Dom abreißen und Parkhaus bauen?

"Natürlich könnten Sie jetzt – das ist mein Lieblingsbeispiel – sagen, ich reiße den Kölner Dom ab und baue stattdessen ein Parkhaus, dann kriegen sie vielleicht da tatsächlich einen Marktpreis dafür und könnten das entsprechend angeben", ergänzte Rotte. Da dies aber abwegig sei, würden solche Objekte in der Regel mit einem Euro bewertet. Ähnliche Bewertungsprobleme gebe es bei den meisten der mindestens 20.000 Kirchen und Kirchengebäude im Land.

Angesichts sinkender Mitgliederzahlen und Kirchensteuereinnahmen stünden die Kirchen finanziell zunehmend unter Druck, so der Experte weiter. Deshalb wäre es wichtig, die gesamte finanzielle Lage besser beurteilen zu können. Hinzu kämen Probleme bei der Finanzkompetenz und -kontrolle in einigen Bistümern, was zu Finanzskandalen führen könne wie vor einigen Jahren in Limburg oder zuletzt in Eichstätt.

Spätestens 2060 Einnahmen halbiert

Inzwischen gebe es zwar mehr und bessere Kontrollgremien, doch letztlich hänge vieles weiterhin von der jeweiligen Bistumsleitung ab. Langfristige Prognosen gingen davon aus, dass den Kirchen bis 2060 – oder sogar deutlich früher – nur noch etwa die Hälfte der heutigen Einnahmen zur Verfügung stehen dürfte. Vor allem in ärmeren Regionen wie im Osten müssten die Kirchen spätestens dann Leistungen kürzen und Personal abbauen. Schon heute machten Personalkosten rund drei Viertel der Ausgaben aus.

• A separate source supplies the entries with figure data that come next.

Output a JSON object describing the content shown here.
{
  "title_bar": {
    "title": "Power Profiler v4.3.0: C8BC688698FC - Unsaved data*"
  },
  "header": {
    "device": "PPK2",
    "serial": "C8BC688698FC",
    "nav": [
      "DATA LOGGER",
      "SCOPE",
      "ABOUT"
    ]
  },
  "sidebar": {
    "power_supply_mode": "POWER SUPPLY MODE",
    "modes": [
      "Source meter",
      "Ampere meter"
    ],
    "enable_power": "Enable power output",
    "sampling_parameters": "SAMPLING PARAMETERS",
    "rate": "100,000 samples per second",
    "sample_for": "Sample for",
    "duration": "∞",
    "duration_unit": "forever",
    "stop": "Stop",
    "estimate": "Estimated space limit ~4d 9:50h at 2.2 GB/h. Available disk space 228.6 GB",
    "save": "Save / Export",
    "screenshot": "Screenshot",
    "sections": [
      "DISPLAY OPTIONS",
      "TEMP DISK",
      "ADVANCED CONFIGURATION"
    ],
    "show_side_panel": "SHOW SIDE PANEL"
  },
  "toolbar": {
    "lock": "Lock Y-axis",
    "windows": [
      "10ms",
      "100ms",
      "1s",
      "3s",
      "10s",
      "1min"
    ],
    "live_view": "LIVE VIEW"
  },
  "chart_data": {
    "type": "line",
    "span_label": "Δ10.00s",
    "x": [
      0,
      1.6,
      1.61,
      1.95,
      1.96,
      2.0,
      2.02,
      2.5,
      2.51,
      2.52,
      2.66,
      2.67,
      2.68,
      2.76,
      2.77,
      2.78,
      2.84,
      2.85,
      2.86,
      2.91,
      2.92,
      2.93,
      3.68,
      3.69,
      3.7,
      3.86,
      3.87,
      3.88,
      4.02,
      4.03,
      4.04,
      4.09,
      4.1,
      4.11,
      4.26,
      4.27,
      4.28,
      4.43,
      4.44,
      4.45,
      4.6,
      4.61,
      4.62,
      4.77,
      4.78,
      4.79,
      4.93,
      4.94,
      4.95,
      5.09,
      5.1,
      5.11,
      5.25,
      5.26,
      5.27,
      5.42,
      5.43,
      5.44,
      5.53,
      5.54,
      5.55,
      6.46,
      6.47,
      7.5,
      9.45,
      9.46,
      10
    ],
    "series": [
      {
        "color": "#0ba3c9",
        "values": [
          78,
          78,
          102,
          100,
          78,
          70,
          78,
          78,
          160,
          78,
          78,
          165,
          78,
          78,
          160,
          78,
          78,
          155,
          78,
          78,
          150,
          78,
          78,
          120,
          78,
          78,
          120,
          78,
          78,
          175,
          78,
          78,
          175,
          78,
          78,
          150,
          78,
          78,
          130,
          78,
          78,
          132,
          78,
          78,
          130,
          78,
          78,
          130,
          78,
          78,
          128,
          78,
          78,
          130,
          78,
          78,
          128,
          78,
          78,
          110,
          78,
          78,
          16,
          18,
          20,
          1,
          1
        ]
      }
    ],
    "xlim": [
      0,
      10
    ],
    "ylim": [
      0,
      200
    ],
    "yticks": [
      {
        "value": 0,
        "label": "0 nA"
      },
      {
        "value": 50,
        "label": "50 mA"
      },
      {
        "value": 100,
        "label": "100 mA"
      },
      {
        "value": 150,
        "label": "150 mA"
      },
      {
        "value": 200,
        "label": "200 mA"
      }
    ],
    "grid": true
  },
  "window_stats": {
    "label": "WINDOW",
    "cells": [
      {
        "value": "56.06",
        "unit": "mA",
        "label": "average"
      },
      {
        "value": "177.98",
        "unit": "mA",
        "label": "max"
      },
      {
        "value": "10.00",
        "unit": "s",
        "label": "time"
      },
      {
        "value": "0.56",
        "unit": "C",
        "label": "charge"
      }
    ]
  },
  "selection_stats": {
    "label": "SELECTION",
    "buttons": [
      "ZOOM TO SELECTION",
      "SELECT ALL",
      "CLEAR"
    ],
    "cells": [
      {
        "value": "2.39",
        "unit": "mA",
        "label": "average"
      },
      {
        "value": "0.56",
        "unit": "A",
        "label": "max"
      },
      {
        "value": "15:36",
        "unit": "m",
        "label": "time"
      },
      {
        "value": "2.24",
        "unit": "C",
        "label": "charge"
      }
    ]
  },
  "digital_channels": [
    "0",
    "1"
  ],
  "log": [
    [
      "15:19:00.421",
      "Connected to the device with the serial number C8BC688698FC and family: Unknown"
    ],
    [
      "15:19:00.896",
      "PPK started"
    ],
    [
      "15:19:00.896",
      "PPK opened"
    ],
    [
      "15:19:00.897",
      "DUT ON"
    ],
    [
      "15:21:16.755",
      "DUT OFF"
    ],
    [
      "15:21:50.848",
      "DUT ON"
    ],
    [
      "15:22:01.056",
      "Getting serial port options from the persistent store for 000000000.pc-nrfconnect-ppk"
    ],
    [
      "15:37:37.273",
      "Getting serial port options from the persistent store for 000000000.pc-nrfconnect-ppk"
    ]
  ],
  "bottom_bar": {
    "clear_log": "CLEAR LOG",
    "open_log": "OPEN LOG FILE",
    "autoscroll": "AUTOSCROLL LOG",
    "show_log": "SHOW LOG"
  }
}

Trotz wachsender Kritik dürfte das deutsche System der Kirchensteuer aber bis auf Weiteres bestehen bleiben, so Rotte weiter – "weil das historisch so stark gewachsen ist und sich da letztendlich keiner wirklich dran traut, jedenfalls keiner von den größeren Parteien. Und daher würde ich sagen, werden wir dieses System noch länger haben." Doch der Druck könnte mit weiter sinkenden Mitgliederzahlen noch zunehmen. (KNA)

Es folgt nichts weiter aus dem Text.